H. G. Wells
Está
sentado a menos de una docena de metros. Si echo una mirada por encima del
hombro puedo verlo. Y si tropiezo con sus ojos –y con frecuencia tropiezo con
sus ojos– me corresponden con una expresión…
Es ante todo una mirada suplicante y, además,
acompañada de cierto recelo.
¡Maldito sea su recelo! Si quisiera contar lo que sé
de él, hace tiempo que lo habría hecho. No digo nada y no cuento nada, y él
debería estar tranquilo. ¡Como si algo tan gordo y grasiento pudiera permanecer
tranquilo! ¿Quién me creería si me decidiera a hablar?
¡Pobre
Pyecraft! ¡Enorme y desasosegada masa de gelatina!
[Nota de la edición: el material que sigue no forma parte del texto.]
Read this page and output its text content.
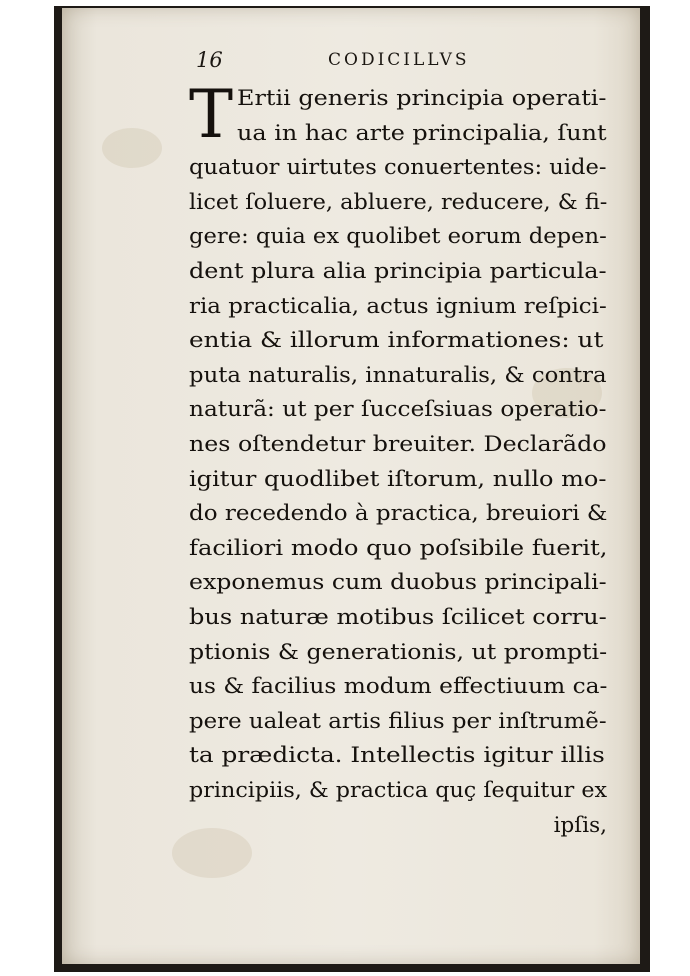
16	CODICILLVS
T Ertii generis principia operati-
ua in hac arte principalia, ſunt
quatuor uirtutes conuertentes: uide-
licet ſoluere, abluere, reducere, & fi-
gere: quia ex quolibet eorum depen-
dent plura alia principia particula-
ria practicalia, actus ignium reſpici-
entia & illorum informationes: ut
puta naturalis, innaturalis, & contra
naturã: ut per ſucceſsiuas operatio-
nes oſtendetur breuiter. Declarãdo
igitur quodlibet iſtorum, nullo mo-
do recedendo à practica, breuiori &
faciliori modo quo poſsibile fuerit,
exponemus cum duobus principali-
bus naturæ motibus ſcilicet corru-
ptionis & generationis, ut prompti-
us & facilius modum effectiuum ca-
pere ualeat artis filius per inſtrumẽ-
ta prædicta. Intellectis igitur illis
principiis, & practica quç ſequitur ex
ipſis,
El clubman más gordo de
Londres. Está sentado ante una de las pequeñas mesas del club, en el rincón de
la chimenea, engullendo. ¿Qué es lo que engulle? Miro con cautela y lo
sorprendo tratando de morder un redondo y caliente pastel de frutas relleno de
mantequilla, y con los ojos fijos en mí. ¡Que el diablo se lo lleve! ¡Con los
ojos fijos en mí!
¡Ya
no hay más que decir, Pyecraft! ¡Se acabaron las contemplaciones, Pyecraft!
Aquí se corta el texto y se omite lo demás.